After Fukushima and the commission’s report, Germany’s right-wing parties joined the former red/green coalition to advance the existing deadlines for phasing out the remaining eight nuclear power plants by 2022. They also agreed to reduce carbon emissions by 40 percent (from 1990 levels) by 2020. While some questioned German’s ability to reach this goal, Schreurs points out that Germany already cut carbon emissions 27 percent even as electricity use rose by 14 percent. And while skeptics predicted that Germany would end up buying nuclear-generated electricity from France, in a cold snap last winter, the French bought power from Germany.
How has Germany achieved this striking progress?
A fifth of the nation’s electricity, Schreurs explained, comes from renewables, with the biggest share from onshore wind power built by farmers. Government policy requires grid operators to accept and pay a set fee — a “feed-in tariff” — for the electricity (although that fee has been cut of late). And “brown land” — old military and industrial sites — are sprouting wind machines, some with a ground cover of solar panels. Solar is spreading on rooftops as well. On a yearly basis, solar power generates only 3-4 percent of Germany’s electricity, but on a sunny day, up to 25 percent comes from solar.
Schreurs attributes the move to green power to “a really strong political commitment that is driven by concern about climate change. Germans don’t understand why the U.S. is so slow to act, and regard the U.S. as quite irresponsible. But they are also convinced that in the long run, green energy will be the cheapest form of energy. Plus it won’t be contentious like nuclear power, and it isn’t dependent on the price spikes of oil-exporting countries.”

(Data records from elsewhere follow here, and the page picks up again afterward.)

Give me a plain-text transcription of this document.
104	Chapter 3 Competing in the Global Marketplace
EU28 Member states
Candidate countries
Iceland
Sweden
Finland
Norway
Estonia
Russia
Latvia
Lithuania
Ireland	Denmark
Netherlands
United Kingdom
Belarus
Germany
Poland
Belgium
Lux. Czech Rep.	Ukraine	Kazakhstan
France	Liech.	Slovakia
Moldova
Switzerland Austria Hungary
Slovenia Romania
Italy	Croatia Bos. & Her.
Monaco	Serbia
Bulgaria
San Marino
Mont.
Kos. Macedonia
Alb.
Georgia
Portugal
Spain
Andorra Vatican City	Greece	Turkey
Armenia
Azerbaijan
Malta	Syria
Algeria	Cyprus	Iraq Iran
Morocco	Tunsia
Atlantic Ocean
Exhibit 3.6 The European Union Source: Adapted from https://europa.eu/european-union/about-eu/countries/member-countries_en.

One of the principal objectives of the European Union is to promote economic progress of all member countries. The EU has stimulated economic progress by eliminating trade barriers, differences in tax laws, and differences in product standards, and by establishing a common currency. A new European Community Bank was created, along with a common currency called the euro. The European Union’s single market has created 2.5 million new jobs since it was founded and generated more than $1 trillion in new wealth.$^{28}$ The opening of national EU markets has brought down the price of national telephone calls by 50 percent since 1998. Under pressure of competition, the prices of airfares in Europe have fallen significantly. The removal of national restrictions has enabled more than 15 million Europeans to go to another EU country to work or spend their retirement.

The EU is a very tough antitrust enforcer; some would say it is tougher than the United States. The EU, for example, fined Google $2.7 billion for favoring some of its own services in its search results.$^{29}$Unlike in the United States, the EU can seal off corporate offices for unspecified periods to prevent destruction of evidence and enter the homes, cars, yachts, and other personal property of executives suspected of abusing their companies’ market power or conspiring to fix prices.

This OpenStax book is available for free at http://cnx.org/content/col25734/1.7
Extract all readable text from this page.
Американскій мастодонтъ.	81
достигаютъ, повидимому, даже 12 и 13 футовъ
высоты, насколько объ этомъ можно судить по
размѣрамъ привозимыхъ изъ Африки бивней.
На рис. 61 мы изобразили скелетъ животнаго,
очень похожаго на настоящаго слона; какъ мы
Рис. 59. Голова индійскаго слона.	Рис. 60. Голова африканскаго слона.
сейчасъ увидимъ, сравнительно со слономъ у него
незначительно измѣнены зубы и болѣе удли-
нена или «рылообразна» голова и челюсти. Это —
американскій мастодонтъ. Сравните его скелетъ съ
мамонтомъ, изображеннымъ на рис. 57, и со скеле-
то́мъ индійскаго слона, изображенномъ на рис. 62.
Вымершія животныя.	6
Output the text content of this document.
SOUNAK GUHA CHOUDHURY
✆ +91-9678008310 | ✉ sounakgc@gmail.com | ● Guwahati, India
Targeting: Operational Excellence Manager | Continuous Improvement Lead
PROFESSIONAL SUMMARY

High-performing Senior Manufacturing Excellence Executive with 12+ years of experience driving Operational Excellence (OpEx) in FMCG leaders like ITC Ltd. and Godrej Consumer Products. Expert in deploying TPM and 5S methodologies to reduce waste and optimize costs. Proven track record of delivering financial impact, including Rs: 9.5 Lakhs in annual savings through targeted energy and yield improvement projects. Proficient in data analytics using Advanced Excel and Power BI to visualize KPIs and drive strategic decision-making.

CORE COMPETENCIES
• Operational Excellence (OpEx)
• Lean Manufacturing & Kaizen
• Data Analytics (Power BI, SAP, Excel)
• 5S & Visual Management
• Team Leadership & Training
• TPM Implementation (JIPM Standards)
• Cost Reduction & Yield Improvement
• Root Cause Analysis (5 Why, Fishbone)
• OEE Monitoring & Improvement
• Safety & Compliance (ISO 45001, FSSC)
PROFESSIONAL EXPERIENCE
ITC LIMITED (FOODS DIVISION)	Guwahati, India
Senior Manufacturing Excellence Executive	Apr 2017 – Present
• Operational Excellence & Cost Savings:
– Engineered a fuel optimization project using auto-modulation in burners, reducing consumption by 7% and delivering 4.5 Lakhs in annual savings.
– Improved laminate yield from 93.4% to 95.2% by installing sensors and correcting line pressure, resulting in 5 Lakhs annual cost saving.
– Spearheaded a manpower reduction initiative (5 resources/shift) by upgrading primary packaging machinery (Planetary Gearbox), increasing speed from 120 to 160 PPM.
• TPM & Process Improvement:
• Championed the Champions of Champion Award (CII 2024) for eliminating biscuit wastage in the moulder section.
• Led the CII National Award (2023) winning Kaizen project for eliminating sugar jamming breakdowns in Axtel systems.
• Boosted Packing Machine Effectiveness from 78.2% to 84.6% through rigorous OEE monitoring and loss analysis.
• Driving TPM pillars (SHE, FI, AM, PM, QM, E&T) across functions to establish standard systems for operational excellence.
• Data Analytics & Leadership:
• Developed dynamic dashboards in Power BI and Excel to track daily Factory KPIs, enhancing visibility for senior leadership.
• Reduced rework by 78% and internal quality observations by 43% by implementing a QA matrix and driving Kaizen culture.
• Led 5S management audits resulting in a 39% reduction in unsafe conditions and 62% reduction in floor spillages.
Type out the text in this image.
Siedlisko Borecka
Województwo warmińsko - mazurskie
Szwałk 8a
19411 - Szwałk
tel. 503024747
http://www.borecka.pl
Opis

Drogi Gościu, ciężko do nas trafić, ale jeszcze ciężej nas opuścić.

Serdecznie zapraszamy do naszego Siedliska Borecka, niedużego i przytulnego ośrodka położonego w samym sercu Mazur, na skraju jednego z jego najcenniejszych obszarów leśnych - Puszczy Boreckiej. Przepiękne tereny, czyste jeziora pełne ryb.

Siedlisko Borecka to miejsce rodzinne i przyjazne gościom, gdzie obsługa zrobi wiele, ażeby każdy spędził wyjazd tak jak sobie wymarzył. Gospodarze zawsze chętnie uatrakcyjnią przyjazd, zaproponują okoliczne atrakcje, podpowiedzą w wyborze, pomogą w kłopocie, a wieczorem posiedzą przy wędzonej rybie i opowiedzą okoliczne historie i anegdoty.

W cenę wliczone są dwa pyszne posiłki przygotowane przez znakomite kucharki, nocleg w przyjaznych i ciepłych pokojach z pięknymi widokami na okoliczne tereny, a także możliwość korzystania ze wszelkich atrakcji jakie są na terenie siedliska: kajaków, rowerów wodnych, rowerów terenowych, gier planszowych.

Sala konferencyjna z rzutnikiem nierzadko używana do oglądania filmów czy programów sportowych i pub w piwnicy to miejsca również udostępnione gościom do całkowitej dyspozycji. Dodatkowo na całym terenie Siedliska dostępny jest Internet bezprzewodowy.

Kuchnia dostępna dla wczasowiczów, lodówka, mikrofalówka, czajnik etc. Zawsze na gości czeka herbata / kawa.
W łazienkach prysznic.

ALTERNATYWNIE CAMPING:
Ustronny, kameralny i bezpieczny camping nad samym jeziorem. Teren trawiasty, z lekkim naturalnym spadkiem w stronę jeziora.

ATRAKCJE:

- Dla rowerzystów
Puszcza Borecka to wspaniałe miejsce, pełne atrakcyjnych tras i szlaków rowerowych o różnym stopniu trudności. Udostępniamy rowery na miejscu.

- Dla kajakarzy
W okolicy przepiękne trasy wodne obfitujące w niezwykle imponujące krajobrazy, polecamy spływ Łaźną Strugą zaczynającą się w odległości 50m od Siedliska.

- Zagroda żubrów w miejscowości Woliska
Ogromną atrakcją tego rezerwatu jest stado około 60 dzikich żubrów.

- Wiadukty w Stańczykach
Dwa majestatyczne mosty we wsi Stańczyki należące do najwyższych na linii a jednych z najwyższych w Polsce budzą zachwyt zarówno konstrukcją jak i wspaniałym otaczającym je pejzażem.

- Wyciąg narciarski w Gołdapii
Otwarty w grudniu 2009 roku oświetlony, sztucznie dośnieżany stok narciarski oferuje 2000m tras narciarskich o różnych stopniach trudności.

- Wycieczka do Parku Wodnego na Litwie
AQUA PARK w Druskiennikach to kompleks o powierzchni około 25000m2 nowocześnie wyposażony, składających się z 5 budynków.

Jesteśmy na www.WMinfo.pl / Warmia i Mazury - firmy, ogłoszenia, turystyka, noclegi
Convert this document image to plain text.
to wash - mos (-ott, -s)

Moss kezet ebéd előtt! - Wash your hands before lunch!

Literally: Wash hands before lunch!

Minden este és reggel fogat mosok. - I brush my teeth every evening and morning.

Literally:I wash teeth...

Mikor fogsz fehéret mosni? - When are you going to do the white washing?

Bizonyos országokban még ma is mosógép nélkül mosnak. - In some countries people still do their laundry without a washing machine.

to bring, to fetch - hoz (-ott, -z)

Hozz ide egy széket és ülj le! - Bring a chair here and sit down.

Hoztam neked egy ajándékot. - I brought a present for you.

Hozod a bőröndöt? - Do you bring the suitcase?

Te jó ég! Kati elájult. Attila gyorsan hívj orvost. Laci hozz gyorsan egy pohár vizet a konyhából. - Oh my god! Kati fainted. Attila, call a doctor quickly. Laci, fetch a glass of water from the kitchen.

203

Before Fukushima, Schreurs considered California a key competitor in green technology. “It had the political will, good environmental conditions for use of renewables, but now Germany has pulled way ahead of California. … Germany is the No. 1 exporter of green technologies, including technologies for energy efficiency, waste control, and waste recycling.”
“Talking about CO2 reductions of 75-80 percent without nuclear power is a revolution — a change we haven’t seen in over a century.” She expects all kinds of innovation from smart grid technology to your household refrigerator becoming a smart machine that stores energy on sunny days and then uses that energy on days with less or no sunshine. “Some communities in Germany,” Schreurs said, “are already running on 100 percent renewable energy. They are not just becoming carbon free by buying carbon offsets abroad, but achieving success with efficiency and renewables.”
While Schreurs admits that there are technical hitches as Germany develops offshore wind (hurdles such as the corrosive impact of salt on turbines located 100 miles out to sea), but the it’s constant and much stronger than onshore, so Germany is counting on that technology to meet the radical goals necessary to be nuclear free.
“Other European nations (Italy, Belgium, Switzerland, and Austria) have also said no to nuclear,” Schreurs concluded. “We’ll see a two-track development with some countries clinging to the old model and others moving to a new future. As an American, I hope the U.S. wakes up.”